Заговори они – что это будет?
Вранье, жеманство, светский лепет,
гусарская бравада, анекдот,
катрен альбомный с пошленьким намеком…
История, Джойс говорил, кошмар,
который снится и нельзя проснуться.
Давно оставившая тело тень
плывет в неведомом пространстве,
по невесомым клавишам стучит,
в испарине, едва не задыхаясь, —
проснуться все никак не может,
ни почесаться, ни зевнуть, ни подрочить…

40 ватт

Тьма дневная иль ночная —
лампа светит в 40 ватт.
Я всего лишь уточняю
жизни медленный распад.
Существительная скука.
Прилагательный покой.
40 ватт на всю округу.
Правой левую жму руку:
«Здравствуй, здравствуй, дорогой!
– Как дела? – Да помаленьку…
– Выйдем, что ли, на балкон?
– Нет, давай смотреть на стенку…
Облака за горизонт
уплывают… – Незнакомка
крутозадая идет…
– Так, дружок, давай заткнемся!
Слушай музыку без нот…»

«Я научился жить не торопясь…»

Я научился жить не торопясь.
Живу по солнцу – пастушок-простушка.
Прирученная мною каждый час
не истерит настенная кукушка.
Мой сон послеобеденный тяжел.
Проснусь, вино студеною водицей
разбавлю… Пригублю… И хорошо…
Зачем душа обязана трудиться?
А в сумерках приходит нимфа. С ней
за день мой легкий до утра награды…
С зарей мне снится список кораблей
и вспененные строки «Илиады».

«У меня налицо черты оседлости…»

У меня налицо черты оседлости.
Я пишу, к своей обращаясь светлости,
из предместий неисчислимой давности
человеко- и бого- оставленности —
все равно, какого уезда, волости:
«Здесь одни и те же, дружок мой, новости:
то военный смотр, то ремесел выставка,
а то крестный ход по граблям неистовых.
День за днем, дружок мой, с утра до вечера,
из воды болот выпекают печево.
Из печи несут, а оно уж черствое.
Говорят, что сладкое, да и черт же с ним.
Закрома до верха полны той черствостью.
Вековые кажут друг другу новости —
все равно, какого уезда, волости…»

«Чепуха, говорю, ерунда, пустяки…»

Чепуха, говорю, ерунда, пустяки.
Но гляди – на балансе одни «висяки»
бытовые – убрать, подмести,
протереть. Показанья последней среды —
электричества, газа, тепла и воды —
хватит, чтоб под статью подвести.
А еще, говорю, ворох дел: то пришить,
то в подвал отнести, а то карандаши
заточить… Говорю тебе – речь
лишь о том, чтобы выжить. Другие дела
не распутать уже. И под сердцем дыра.
Надо все же промыть и прижечь.

Улья Нова

Темнота

Темнота нависает, сгущается. Бродит по комнате, выплясывает, кружит. Темнота рисует пальцем над Витиной макушкой кружевные виньетки с черными завитушками. Не дает уснуть, отбивает чечетку каплями на комоде, мечется из конца в конец комнаты, скрестив тоненькие ломкие ручки на груди. Темнота прыгает и летает под потолком, вглядывается в лица, бледнеющие с черно-белых фотографий над его письменным столом. Темнота сворачивается клубочком вокруг карандашницы, а потом до рассвета сидит на широченном подоконнике, обхватив коленки руками, изредка отрывисто всхлипывая и со всей силы щелкая пальцем стекло.

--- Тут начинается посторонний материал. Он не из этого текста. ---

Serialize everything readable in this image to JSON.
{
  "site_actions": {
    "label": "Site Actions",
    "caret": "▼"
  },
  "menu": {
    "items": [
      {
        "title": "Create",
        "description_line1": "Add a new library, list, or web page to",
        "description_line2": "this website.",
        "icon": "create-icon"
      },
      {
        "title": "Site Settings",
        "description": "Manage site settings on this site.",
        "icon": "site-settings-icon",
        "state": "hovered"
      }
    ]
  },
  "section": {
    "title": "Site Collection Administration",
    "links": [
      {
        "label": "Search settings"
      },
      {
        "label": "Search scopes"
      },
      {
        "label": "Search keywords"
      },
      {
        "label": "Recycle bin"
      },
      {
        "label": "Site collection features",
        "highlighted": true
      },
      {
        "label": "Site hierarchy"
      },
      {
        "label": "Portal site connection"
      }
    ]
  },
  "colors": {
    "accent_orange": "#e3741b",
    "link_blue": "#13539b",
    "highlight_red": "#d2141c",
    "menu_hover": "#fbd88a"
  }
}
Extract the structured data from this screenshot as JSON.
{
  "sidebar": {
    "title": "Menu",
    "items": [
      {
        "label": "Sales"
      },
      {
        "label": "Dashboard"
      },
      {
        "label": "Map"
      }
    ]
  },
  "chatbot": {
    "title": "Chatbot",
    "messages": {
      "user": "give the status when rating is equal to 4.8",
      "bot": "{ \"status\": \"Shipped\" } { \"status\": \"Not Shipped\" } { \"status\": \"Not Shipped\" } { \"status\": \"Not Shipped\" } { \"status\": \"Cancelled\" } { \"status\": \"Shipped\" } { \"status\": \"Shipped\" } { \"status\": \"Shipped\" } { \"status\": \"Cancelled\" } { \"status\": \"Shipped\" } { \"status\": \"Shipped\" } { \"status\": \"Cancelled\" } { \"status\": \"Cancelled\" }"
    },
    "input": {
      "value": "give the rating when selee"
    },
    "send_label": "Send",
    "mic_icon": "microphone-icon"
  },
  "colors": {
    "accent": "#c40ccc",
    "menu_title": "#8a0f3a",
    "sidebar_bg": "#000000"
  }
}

Соседка снизу – старушенция с вечно трясущейся головой, будто она на каждом шагу норовит избавиться от войлочной шляпки со свалявшейся войлочной розой. Однажды она подошла к Вите во дворе и настойчиво прошептала: «Так и знай, мальчик: чего сильно задумаешь, то и будет. Чего пожелаешь всем сердцем, то и случится. Поэтому думай осторожней.

И мечтай аккуратнее, чтобы потом тысячу раз не пожалеть об этом».

Произнося эти слова, она крепко держала Витю за запястье и вглядывалась водянистыми глазами в самое его нутро. Вспыхнув, растерявшись, Витя хотел заплакать, но потом со всей силы выдернул руку из цепкой старушечьей клешни, вырвался и убежал. Старушенция потом несколько раз жаловалась матери, настаивая на том, что ее сын – дикий и невоспитанный, поэтому за ним надо бы как следует приглядывать. И вообще быть с ним построже.